Su queste premesse la vicenda scorre sulle comode rotaie dell’ampiamente prevedibile o del banale fin dai nomi scelti (si poteva fare di meglio di un comunissimo Maria Rossi, interpretata da Suzan Crawley) fino alla presa di coscienza che quest’opera fa cilecca perché anche quando si propone di spaventare non fa altro che seguire un copione che anche un ragazzino può agevolmente intuire, anche se lo sviluppo della storia si sofferma troppo su alcuni aspetti e poco su altri forse più interessanti (ad esempio la suora che compare nel manifesto è presente in una sola scena: poteva essere un bel jolly).

Tutto ciò premesso, possiamo concludere che il film di William Brent Bell rimane così tutta intenzione e poca realizzazione a cominciare dalle deboli musiche.

La location romana è inoltre sfruttata poco e male: questo priva l’opera della poesia necessaria a stemperare le scene più dure.

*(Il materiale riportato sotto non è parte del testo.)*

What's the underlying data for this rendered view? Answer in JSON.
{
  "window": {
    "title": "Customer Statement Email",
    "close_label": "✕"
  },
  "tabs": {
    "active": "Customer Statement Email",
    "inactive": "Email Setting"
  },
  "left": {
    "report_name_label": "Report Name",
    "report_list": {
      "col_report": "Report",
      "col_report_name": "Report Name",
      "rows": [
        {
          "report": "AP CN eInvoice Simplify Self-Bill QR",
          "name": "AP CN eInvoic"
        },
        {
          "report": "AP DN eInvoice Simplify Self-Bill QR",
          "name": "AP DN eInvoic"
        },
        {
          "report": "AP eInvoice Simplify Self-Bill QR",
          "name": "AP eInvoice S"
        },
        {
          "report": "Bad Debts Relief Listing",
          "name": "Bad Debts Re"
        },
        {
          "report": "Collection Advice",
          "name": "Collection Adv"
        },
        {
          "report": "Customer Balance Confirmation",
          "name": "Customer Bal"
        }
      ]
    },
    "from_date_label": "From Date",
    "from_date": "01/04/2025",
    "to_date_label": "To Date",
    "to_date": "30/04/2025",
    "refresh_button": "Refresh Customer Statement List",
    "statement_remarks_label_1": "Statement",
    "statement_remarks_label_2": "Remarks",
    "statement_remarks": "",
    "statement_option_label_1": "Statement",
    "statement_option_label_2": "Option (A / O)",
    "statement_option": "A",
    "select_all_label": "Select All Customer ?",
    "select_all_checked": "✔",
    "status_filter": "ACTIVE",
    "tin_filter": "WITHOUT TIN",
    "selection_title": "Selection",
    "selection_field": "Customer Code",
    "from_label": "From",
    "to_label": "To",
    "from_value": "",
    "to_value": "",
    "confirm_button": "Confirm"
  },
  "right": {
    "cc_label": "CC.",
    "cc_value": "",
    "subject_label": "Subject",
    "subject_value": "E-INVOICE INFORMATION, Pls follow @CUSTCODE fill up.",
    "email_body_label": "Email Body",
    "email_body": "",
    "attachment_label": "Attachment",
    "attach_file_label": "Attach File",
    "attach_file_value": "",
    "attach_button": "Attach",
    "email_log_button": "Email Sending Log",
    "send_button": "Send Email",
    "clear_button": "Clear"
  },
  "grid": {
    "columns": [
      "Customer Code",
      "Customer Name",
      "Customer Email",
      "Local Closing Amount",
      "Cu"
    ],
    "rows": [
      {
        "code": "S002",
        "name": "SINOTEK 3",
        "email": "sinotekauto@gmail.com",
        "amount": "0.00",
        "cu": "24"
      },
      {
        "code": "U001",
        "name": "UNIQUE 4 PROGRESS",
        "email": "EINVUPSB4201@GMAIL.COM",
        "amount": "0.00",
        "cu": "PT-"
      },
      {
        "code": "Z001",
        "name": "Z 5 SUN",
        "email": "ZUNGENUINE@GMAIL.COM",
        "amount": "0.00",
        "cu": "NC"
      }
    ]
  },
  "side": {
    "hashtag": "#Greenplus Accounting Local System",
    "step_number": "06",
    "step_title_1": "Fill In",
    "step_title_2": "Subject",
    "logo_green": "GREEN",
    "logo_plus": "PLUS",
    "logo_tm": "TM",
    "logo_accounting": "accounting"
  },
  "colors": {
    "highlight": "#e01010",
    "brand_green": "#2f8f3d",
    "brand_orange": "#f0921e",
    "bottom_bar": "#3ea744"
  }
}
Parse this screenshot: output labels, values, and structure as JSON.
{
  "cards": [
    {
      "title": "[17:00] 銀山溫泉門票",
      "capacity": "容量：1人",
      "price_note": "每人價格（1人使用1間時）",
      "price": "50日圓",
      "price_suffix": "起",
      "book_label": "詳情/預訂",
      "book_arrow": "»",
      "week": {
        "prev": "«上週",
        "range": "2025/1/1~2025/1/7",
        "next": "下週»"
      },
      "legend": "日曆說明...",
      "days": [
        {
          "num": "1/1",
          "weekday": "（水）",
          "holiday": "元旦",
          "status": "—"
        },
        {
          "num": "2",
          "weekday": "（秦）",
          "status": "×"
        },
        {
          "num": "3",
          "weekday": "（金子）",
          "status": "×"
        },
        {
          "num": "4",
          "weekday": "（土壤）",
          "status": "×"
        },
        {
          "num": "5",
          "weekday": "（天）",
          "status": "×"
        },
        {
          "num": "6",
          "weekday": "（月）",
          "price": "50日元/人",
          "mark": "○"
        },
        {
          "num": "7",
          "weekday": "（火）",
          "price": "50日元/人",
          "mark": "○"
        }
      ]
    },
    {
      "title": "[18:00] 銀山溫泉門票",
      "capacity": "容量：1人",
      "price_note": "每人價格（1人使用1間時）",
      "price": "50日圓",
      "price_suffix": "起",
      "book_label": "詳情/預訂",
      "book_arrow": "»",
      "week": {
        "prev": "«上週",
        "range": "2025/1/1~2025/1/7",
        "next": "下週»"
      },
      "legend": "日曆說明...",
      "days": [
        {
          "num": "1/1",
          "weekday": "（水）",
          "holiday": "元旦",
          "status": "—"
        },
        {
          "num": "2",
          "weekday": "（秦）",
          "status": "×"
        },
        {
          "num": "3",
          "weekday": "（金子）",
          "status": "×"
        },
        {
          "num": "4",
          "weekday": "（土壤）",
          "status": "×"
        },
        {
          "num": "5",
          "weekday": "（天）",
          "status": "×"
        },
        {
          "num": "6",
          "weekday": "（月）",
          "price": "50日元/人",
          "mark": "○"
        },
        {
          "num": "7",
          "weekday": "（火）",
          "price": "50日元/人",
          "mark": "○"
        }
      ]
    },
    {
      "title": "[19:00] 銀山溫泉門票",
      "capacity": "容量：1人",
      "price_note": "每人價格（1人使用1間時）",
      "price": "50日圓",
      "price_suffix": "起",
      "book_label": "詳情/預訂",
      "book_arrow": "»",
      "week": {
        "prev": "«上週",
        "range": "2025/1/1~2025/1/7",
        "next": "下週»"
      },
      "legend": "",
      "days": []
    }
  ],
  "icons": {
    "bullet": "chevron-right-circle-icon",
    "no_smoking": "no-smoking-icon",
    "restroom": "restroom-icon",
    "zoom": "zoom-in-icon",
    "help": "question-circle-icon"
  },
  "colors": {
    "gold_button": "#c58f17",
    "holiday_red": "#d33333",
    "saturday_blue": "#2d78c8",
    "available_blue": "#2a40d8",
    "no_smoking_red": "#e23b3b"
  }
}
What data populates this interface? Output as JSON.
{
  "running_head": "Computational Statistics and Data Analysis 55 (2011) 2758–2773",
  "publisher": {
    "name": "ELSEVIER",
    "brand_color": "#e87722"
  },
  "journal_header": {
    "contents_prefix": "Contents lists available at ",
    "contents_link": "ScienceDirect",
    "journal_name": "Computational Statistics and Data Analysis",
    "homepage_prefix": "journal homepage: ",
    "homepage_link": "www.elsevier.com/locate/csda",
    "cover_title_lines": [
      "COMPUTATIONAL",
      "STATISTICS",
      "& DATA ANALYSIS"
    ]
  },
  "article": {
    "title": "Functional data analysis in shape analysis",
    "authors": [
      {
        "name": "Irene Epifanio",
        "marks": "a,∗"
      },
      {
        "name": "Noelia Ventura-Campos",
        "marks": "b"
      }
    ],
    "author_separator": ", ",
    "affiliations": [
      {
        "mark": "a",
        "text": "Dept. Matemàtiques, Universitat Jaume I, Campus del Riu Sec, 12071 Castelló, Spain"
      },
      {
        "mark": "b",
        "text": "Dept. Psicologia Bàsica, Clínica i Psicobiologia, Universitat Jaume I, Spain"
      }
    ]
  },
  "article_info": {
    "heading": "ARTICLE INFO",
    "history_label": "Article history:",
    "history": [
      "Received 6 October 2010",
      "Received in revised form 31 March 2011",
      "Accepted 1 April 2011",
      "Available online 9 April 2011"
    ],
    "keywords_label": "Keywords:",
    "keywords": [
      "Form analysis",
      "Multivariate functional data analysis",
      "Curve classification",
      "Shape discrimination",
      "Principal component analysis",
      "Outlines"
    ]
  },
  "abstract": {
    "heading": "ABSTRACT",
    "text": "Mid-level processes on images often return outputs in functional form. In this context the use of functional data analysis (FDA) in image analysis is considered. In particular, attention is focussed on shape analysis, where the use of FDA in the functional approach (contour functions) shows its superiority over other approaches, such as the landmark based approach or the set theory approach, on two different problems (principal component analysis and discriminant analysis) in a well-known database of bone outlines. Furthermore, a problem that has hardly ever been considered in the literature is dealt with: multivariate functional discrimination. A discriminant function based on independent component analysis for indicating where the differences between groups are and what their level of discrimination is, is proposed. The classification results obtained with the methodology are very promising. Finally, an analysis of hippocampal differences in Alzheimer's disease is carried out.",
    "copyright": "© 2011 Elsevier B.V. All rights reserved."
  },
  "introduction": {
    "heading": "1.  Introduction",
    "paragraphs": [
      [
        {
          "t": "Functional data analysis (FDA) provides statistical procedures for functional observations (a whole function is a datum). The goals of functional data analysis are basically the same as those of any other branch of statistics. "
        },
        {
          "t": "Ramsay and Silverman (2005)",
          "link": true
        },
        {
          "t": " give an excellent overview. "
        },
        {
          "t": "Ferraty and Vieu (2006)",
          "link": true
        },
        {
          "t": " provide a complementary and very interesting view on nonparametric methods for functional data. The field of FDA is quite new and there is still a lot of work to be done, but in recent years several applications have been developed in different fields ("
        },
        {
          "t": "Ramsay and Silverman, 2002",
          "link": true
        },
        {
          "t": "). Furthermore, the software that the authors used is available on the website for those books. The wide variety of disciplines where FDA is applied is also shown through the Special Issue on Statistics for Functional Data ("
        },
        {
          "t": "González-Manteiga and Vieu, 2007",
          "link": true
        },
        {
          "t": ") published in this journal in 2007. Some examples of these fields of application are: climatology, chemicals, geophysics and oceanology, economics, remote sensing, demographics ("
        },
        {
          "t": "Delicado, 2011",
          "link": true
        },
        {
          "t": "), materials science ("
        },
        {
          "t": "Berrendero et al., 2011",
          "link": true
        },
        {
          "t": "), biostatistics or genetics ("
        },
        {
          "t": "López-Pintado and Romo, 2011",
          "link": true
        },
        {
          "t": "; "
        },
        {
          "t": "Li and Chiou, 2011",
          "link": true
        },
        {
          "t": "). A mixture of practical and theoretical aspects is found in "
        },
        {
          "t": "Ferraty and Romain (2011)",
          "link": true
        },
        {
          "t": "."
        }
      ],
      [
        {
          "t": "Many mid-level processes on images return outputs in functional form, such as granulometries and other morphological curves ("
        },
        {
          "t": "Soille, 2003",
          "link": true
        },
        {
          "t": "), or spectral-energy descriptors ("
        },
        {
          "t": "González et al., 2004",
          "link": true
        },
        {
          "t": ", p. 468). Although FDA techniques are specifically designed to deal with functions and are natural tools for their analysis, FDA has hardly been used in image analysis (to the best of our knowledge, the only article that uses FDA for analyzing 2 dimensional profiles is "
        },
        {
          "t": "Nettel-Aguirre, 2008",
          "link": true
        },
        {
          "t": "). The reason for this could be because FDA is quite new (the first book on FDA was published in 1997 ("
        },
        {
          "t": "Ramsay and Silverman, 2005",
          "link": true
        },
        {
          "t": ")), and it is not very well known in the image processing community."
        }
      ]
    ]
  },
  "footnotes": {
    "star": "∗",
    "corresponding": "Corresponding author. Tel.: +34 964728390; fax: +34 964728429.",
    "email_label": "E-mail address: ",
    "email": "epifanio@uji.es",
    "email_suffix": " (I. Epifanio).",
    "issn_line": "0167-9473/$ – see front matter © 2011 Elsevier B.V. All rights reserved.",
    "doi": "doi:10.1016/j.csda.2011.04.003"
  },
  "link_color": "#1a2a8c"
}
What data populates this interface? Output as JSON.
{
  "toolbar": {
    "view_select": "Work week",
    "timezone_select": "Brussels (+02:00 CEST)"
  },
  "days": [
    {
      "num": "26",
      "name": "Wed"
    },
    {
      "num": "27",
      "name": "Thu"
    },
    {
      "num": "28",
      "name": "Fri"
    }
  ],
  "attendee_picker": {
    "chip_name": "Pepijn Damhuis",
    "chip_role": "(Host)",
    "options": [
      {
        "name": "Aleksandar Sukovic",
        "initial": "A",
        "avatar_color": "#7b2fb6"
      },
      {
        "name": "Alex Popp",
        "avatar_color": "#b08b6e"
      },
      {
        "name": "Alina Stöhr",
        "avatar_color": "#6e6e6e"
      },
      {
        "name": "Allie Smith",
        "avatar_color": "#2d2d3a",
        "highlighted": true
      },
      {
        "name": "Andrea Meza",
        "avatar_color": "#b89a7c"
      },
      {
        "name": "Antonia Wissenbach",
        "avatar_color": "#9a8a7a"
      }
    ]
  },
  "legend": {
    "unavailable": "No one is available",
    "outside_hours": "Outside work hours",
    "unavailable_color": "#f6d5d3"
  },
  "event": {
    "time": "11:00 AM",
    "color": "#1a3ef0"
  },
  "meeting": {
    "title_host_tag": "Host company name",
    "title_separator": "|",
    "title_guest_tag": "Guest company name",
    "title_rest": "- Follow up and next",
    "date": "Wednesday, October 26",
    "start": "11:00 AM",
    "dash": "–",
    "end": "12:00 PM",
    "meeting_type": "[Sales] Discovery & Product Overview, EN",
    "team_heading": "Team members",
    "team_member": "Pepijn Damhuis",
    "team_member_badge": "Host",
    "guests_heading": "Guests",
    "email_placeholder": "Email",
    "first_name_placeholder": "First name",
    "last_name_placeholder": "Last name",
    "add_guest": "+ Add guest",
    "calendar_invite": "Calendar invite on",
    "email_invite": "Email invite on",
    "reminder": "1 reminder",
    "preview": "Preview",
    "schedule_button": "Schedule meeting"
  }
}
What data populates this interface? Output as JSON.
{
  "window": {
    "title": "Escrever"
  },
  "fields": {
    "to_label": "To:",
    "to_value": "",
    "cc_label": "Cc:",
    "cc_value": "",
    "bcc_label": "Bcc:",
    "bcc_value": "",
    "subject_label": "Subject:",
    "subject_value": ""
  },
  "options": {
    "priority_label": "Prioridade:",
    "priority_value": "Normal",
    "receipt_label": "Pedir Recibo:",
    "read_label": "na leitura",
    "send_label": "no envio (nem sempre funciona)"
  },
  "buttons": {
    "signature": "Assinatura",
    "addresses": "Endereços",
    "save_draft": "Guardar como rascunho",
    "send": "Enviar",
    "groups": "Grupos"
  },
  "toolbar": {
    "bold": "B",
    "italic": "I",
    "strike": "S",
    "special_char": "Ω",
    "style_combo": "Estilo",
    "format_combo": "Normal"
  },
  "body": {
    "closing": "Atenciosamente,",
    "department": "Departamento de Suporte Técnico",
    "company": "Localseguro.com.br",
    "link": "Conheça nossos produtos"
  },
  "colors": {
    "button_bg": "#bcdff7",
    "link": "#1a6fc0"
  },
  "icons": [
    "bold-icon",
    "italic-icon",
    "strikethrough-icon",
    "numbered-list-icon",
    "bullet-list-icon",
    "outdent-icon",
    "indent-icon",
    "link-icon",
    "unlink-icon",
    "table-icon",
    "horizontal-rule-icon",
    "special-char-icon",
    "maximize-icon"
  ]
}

Ben vengano scantinati polverosi e corridoi bui, ma avremmo voluto vedere anche la città, i quartieri dove la vicenda si svolgeva, per contestualizzarla meglio. Non basta passare in macchina davanti al Colosseo o a Piazza San Pietro per dire: «Siamo a Roma».

Il film, in sostanza, si configura come una locomotiva che procede spedita da una stazione all’altra, senza quelle sane fermate intermedie di ristoro che possono rendere il percorso complessivo meno faticoso e più interessante.